Varis tedavileri sanılanın aksine ağrılı değildir. Çağdaş varis tedavileri son derece konforlu tedavilerdir. Varisli damarların tamamen çıkarılarak yapıldığı eski yöntemlerde ağrı vardı. Hastalar birkaç gün hastanede kalır birkaç hafta da evde istirahat ederlerdi. Oysa günümüzde en ciddi varis durumlarında bile hastalarımızı birkaç saatte ya da saatler içinde taburcu ediyoruz.
Hocam varisler tekrarlar mı?
Tedavi ettiğimiz varislerde tekrarlama olmaz. Günümüzde hastalarımızın tanısında ve tüm tedavilerinde renkli Doppler Ultrasonografi kullanıyoruz. Böylece tüm damarları görerek tedavi ediyoruz. Ama şunu da akılda tutmakta fayda var; varis genetik bir hastalıktır. Tedavi esnasında varis olmayan alanlardan yeni varisler tabii ki olabilir. Biz bu genetik dezavantajı hastalarımızı yakın takiple aşıyoruz. En geç yılda bir kez hastalarımızı kontrole çağırıyoruz. Yeni oluşan bir varis var ise tedavisi klinik şartlarında dakikalar içinde yapabiliyoruz. Gerçekten de hem ülkemizden hem de yurt dışından hastalarımız kontrollerine gelirler ve kontrollerine düzenli gelen hastalarımız yıllarca problemsiz bacakları ile mutlu yaşarlar.

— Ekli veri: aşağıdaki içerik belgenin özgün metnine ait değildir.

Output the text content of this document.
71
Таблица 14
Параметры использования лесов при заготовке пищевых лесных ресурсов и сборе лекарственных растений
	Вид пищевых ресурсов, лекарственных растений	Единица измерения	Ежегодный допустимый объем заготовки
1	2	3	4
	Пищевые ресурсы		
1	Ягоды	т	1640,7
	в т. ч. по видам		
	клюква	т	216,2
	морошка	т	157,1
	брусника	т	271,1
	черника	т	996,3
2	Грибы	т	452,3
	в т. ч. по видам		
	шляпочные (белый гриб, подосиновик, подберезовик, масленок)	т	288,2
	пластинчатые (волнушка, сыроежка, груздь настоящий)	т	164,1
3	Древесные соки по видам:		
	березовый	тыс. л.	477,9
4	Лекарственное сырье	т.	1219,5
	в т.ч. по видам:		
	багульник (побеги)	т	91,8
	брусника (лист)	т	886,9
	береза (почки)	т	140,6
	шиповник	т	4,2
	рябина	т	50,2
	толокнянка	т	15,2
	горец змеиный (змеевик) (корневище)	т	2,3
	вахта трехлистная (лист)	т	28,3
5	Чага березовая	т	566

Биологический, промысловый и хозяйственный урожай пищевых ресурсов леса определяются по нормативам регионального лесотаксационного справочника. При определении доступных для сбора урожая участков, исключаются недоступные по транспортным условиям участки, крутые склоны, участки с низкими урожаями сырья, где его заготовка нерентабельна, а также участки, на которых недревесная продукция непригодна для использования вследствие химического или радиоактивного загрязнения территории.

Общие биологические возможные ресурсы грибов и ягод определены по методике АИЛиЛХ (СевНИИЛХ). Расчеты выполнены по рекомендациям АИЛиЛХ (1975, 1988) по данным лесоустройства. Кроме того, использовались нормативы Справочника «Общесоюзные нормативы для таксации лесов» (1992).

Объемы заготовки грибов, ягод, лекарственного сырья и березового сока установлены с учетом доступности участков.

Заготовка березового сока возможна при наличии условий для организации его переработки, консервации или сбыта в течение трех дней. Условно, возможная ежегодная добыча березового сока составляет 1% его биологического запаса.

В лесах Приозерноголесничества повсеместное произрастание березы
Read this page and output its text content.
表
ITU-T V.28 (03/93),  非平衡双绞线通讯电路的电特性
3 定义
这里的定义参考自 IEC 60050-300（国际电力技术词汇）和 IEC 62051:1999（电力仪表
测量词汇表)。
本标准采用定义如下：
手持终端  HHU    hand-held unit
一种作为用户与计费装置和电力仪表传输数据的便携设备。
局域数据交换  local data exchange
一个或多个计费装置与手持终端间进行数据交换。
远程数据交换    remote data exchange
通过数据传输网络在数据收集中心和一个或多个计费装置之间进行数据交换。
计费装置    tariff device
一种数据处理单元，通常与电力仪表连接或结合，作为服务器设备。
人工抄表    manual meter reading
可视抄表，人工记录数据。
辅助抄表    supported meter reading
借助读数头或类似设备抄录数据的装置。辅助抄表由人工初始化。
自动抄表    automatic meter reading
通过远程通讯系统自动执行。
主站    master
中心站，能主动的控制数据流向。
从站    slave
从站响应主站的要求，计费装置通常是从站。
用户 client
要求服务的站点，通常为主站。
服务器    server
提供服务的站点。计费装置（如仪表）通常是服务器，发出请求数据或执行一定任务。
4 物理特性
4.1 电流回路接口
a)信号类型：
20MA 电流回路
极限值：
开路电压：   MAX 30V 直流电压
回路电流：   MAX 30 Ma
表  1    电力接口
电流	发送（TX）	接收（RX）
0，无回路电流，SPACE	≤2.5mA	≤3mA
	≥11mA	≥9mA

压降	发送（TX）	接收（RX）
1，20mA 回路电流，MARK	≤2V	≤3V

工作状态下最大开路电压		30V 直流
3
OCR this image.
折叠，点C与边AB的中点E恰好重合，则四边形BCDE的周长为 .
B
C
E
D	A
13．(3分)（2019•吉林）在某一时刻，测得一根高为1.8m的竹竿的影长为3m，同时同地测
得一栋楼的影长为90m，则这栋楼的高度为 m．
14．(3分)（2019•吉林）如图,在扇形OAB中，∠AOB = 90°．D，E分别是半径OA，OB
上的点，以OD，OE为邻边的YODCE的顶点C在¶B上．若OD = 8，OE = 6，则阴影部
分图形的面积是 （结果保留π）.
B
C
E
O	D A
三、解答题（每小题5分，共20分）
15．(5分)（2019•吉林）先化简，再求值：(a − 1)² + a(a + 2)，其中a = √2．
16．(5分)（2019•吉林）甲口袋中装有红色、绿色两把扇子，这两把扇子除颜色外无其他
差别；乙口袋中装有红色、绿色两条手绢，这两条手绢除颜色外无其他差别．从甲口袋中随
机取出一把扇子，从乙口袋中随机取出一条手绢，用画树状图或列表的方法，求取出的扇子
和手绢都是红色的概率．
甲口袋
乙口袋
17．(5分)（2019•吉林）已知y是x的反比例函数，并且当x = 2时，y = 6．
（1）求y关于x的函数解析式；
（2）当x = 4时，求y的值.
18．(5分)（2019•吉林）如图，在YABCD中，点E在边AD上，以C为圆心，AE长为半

Son olarak söylemek istediğiniz bir şey var mı?
Hastalarımızdan aldığımız geri dönüşler bizi çok mutlu ediyor. Özellikle tedaviden çekinen, korkuları olan hastalarımızdan tedavi sonrası ‘Bu kadar rahat olacağını bilseydim şimdiye kadar beklemezdim hocam, boşuna beklemişim…’ cümlesini çok duyarım. Bir de varisleri nedeniyle daha önce elbise giyemeyen kadın hastalarımızın varis tedavisi sonrası elbiselerini giyerek bize teşekküre gelmeleri sık bir durumdur. Bu da bizi çok mutlu ediyor.